The Story Behind the Gifts

by Joanna Pierce on December 02, 2018

Matthew 2:1–2, 4–5, 8–12 // Watch Service Online

Story Basics

People all over the world like stories. It is a mode of communication proven to be a billion dollar industry. God knew this about His creation, and choose this format to share pivotal truths with the believer through His Word.

Stories have a tendency to change over time as well as our understanding of them. Just like our natural stories, stories in the Bible have been passed down, and we’ve all adopted an understanding of these stories in our mind. When it comes to the stories of Christmas, there are elements we might believe to be true but aren’t due to the lack of supporting Scripture. This is why it’s important to study the Scriptures around the Christmas story to discern what’s true.

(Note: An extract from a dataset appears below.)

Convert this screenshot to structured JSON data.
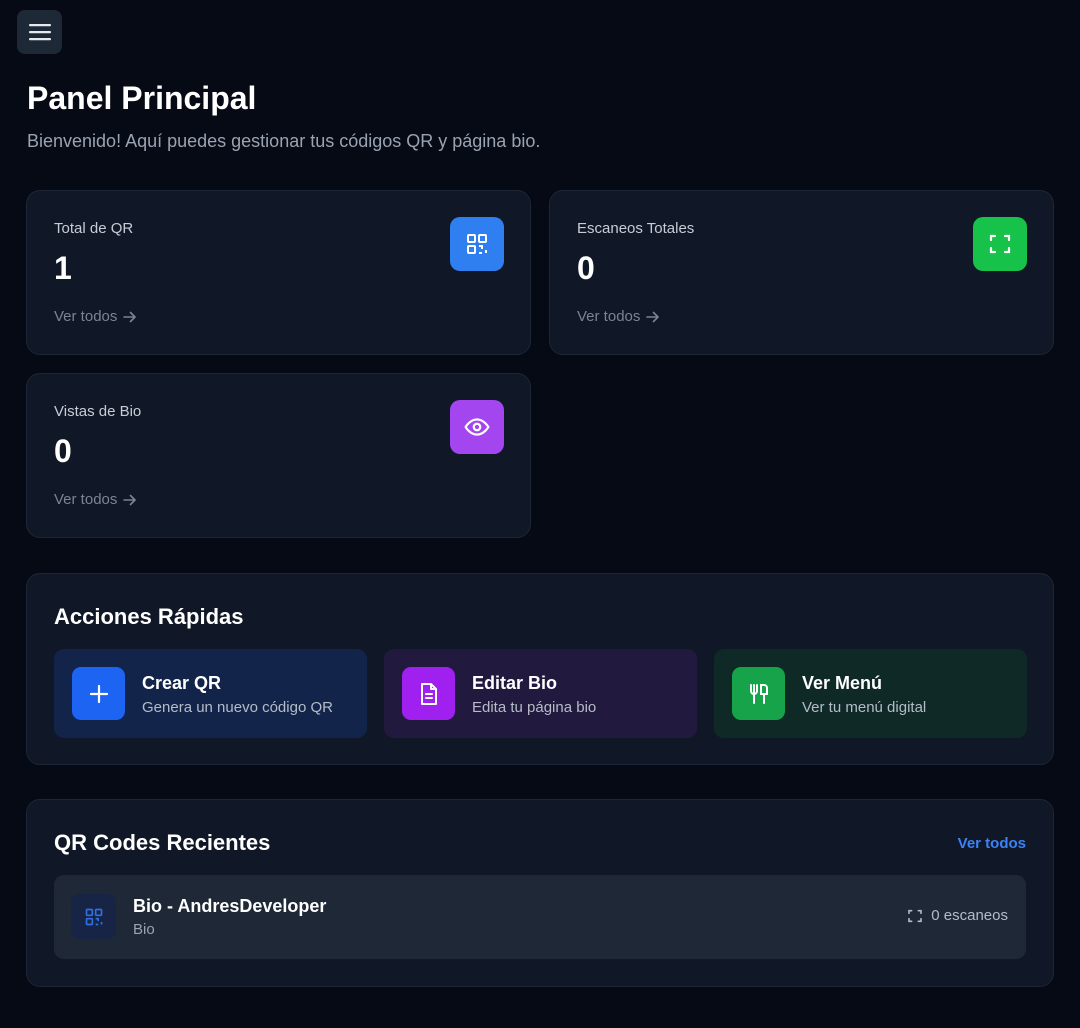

The True Story of the Wise Men

The wise men (or Magi) were identified as men of intellect, learning, and education. The Bible gives us a glimpse of their identity, but we learn more from the history books. But, even in study we don’t know how many wise men there were. Against traditional storytelling, we know there were more than three! The wise men were led by God’s star in the east, their journey taking an underdetermined amount of time. More than likely, they journeyed for months and possibly years. They came to worship Jesus from afar, and arrived when Jesus was an unknown age. Many theologians predict Jesus was two years old or older when the wise men arrived on the scene. Finally, we know the wise men brought different types of gifts: gold, frankincense, and myrrh.

The Gifts

What do we know about the gifts brought by the wise men? What were their importance? Frankincense was a perfume used in tabernacle worship (Exodus 30:34). The wise men gave Jesus something historically used to worship God in the Old Testament. Gold was associated with wealth and power for royalty, specially kings. Jesus is known to us as the King of kings, and Lord of lords. Myrrh was a perfume usually applied on the dead in the burial process. This showed Jesus would suffer and die, alluding to the reason He was on the earth. Every gift provided pointed to the real gift: Jesus Christ (II Corinthians 9:15). Jesus was the ultimate gift, and One we definitely didn’t deserve (Isaiah 9:6). Do the gifts we give point back to Jesus? If not, what types of gifts should we give this Christmas?

Kinds of Gifts (and Gift-Givers)

A gift given without strings attached, a gift a sacrifice, and a gift that’s cost us something is a true gift. They’re considered “God gifts.” When we give gifts, the ultimate purpose is to give them to God: this is the true reason for giving. Someone else might be the recipient of our gift, but it’s given with the intention of giving to God. Once that gift is given, we shouldn’t be concerned about what’s happened to it. It’s been given to God to will and do His good pleasure with it!

There are different types of gifts and different types of givers. One group of givers are people who budget for giving. This is okay to a point (we want to be good stewards of our finances), but money cannot be our motive for giving. Instead giving needs to be our motive for giving gifts. Alternately, some people give gifts because they “have” to. An expectation and reputation drives their giving. This also shouldn’t drive our giving!

Instead, we need to be God-givers and give gifts that feel right and can never be repaid. Our gifts need to reflect the heart of God and how He gives (Philippians 2:7–8). Jesus became less for us so we could become more to others. Gifts need to be the best they can be to help this lost and dying world. An important lesson in giving is this: those with less still deserve the best.

Giving to the Poor

We need to treat the poor with dignity. All rich and poor are the same because we’re all created by God and deserve to be treated equally (Proverbs 22:2). We should offer the poor opportunities in our gifts. This may not always equal monetary giving, but helping them connect with resources, career pathways, mentors, and/or helping with our time. We’re also called to defend the poor and care about injustice. If we oppress the poor we insult God, but if we help them, we worship God (Proverbs 14:31). When we give any gift, the target of that gift is God (Matthew 25:33–40).

Conclusion

There are many lessons to learn when celebrating the story of Christmas. This season, make sure you ask God to help you be a Godly gift-giver. We need to be the hands and feet of Jesus all the time, but especially in our gift-giving. Whatever He puts in our life is meant to be a blessing to someone else. Let’s pray God can open our eyes to better giving and that He opens a door of opportunity for giving!